The tension came to a head in January 2013, two years after they had taken the well-meaning decision to move in.

Steve left the house after one of their now regular blazing rows and Mark ­contacted social services and falsely ­accused him of alcoholism.

The accusation meant that Steve ­temporarily lost custody of his daughter Catherine, then aged four.

It was three months before Steve was cleared of the accusation and able to take himself and his daughter away from the now troubled household.

Despite their relationship having ­broken down, Catherine had grown close to her half-brothers and sister.

The little girl was allowed to visit them and Mark from time to time.
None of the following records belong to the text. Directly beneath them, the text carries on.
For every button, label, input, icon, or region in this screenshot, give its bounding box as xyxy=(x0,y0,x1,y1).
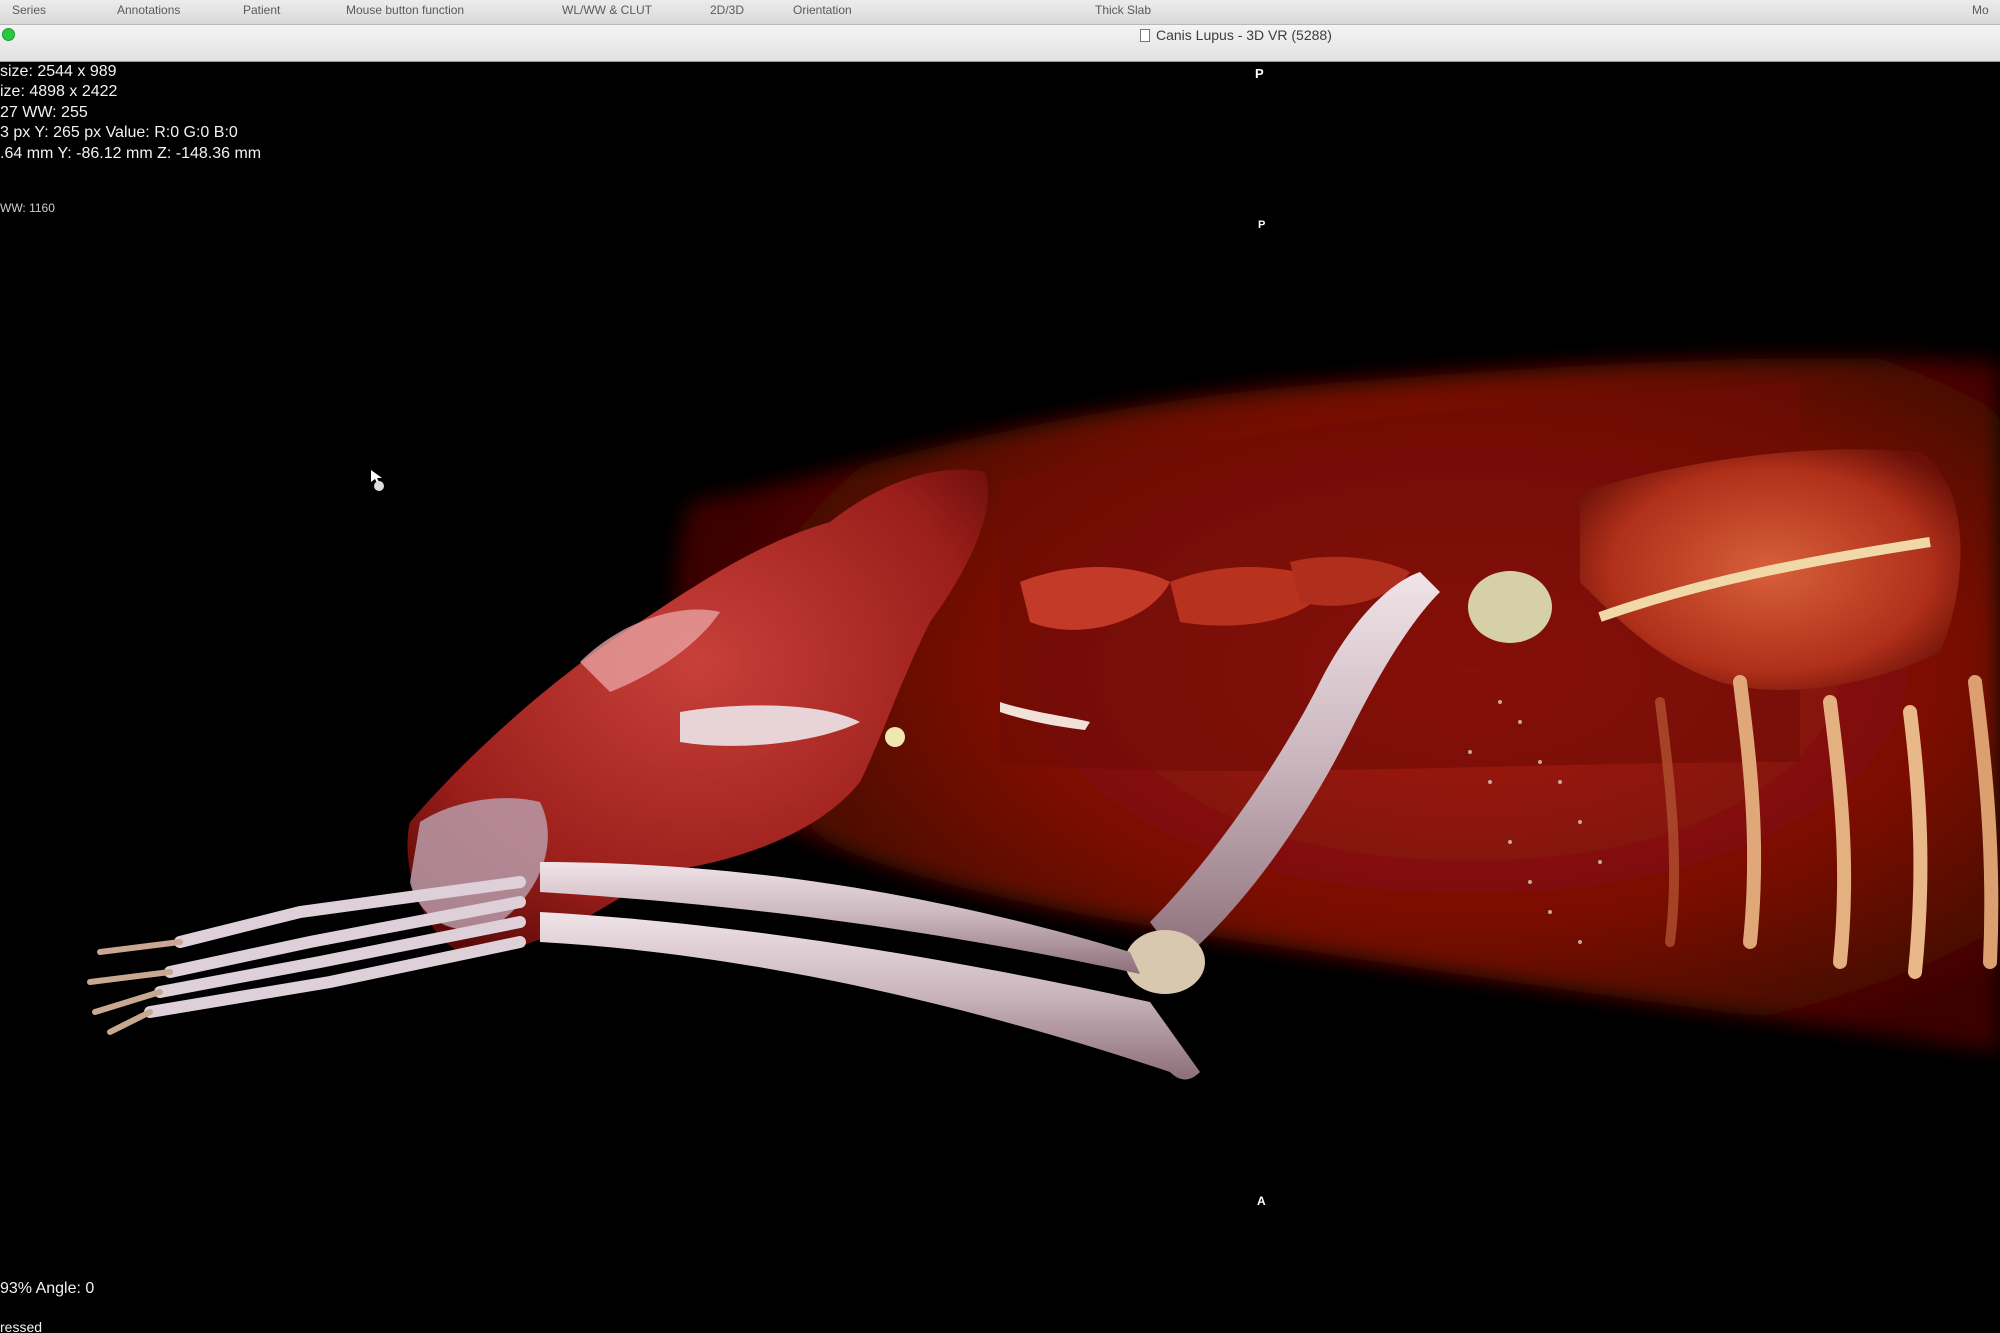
toolbar-mouse-button-function[interactable]: Mouse button function xyxy=(346,3,464,17)
overlay-view-size: ize: 4898 x 2422 xyxy=(0,83,118,100)
toolbar-orientation[interactable]: Orientation xyxy=(793,3,852,17)
overlay-wl-ww: 27 WW: 255 xyxy=(0,104,88,121)
3d-viewport[interactable]: size: 2544 x 989 ize: 4898 x 2422 27 WW:… xyxy=(0,62,2000,1333)
toolbar-series[interactable]: Series xyxy=(12,3,46,17)
toolbar: Series Annotations Patient Mouse button … xyxy=(0,0,2000,25)
overlay-pressed: ressed xyxy=(0,1319,43,1333)
toolbar-more[interactable]: Mo xyxy=(1972,3,1989,17)
window-close-button[interactable] xyxy=(2,28,15,41)
orientation-top-label: P xyxy=(1255,66,1264,81)
toolbar-thick-slab[interactable]: Thick Slab xyxy=(1095,3,1151,17)
toolbar-annotations[interactable]: Annotations xyxy=(117,3,180,17)
volume-render xyxy=(87,358,2000,1080)
mouse-cursor-icon xyxy=(371,470,384,491)
overlay-image-size: size: 2544 x 989 xyxy=(0,63,117,80)
toolbar-patient[interactable]: Patient xyxy=(243,3,280,17)
toolbar-2d-3d[interactable]: 2D/3D xyxy=(710,3,744,17)
toolbar-wl-ww-clut[interactable]: WL/WW & CLUT xyxy=(562,3,652,17)
overlay-zoom-angle: 93% Angle: 0 xyxy=(0,1280,95,1297)
orientation-top-inner-label: P xyxy=(1258,219,1266,231)
document-icon xyxy=(1140,29,1150,42)
overlay-ww-small: WW: 1160 xyxy=(0,201,55,215)
window-titlebar: Canis Lupus - 3D VR (5288) xyxy=(0,25,2000,62)
overlay-mm-position: .64 mm Y: -86.12 mm Z: -148.36 mm xyxy=(0,145,262,162)
window-title: Canis Lupus - 3D VR (5288) xyxy=(1156,27,1332,43)
window-title-wrapper: Canis Lupus - 3D VR (5288) xyxy=(1140,27,1332,43)
orientation-bottom-label: A xyxy=(1257,1194,1266,1208)
overlay-pixel-value: 3 px Y: 265 px Value: R:0 G:0 B:0 xyxy=(0,124,238,141)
It was on one of those trips in October 2013 that the two dads’ relationship came to a violent end.

Catherine had gone to spend a week with Motteram and her siblings during her half-term holiday.

Steve heard nothing from Mark during the week and was nervous as he ­approached the house to pick her up.

As he knocked on the door, he could see Mark was already waiting for him behind the frosted glass.

Steve says: “He opened the door and walked slowly outside with his hand ­behind his back.

“He lunged at me with a four-inch kitchen knife, aiming for my chest.

“The knife struck me once just below my ribs and above the abdomen, breaking a rib in the process.

“Luckily I managed to get the knife off him as we fell to the ground.

“Then I hobbled off to try to alert a friend, who was waiting in the car.”

When the police arrived Mark was taken into custody – while Steve was rushed to hospital.

He says: “Luckily, he’d missed my vital organs by half an inch. Had he not I might not be here today.”

In the days that followed, Motteram was charged with attempted murder but the charge was later changed to wounding with intent to cause serious harm. He was remanded in custody and pleaded guilty at Winchester Crown Court in April. The sentence was four years in jail.

The court heard prosecution evidence that Motteram lunged at Steve while shouting that he was going to kill him.

Sentencing Motteram, Mr Justice Teare said that while there were mitigating ­circumstances it did not excuse what he had done, adding: “Your offence is serious because of your admitted intent to do serious bodily harm.”

Steve, now living in Derbyshire, says: “It’s a bitter sweet feeling as I’m glad he’s been jailed. I am just concentrating on Catherine. She is excelling at school and is very happy.

"I tell her about Anne every day and when she gets older she can see her siblings again.

“But at the moment we just need to get back to some normality. I hope Anne is proud of how I’ve handled things, but I know she’d be devastated.”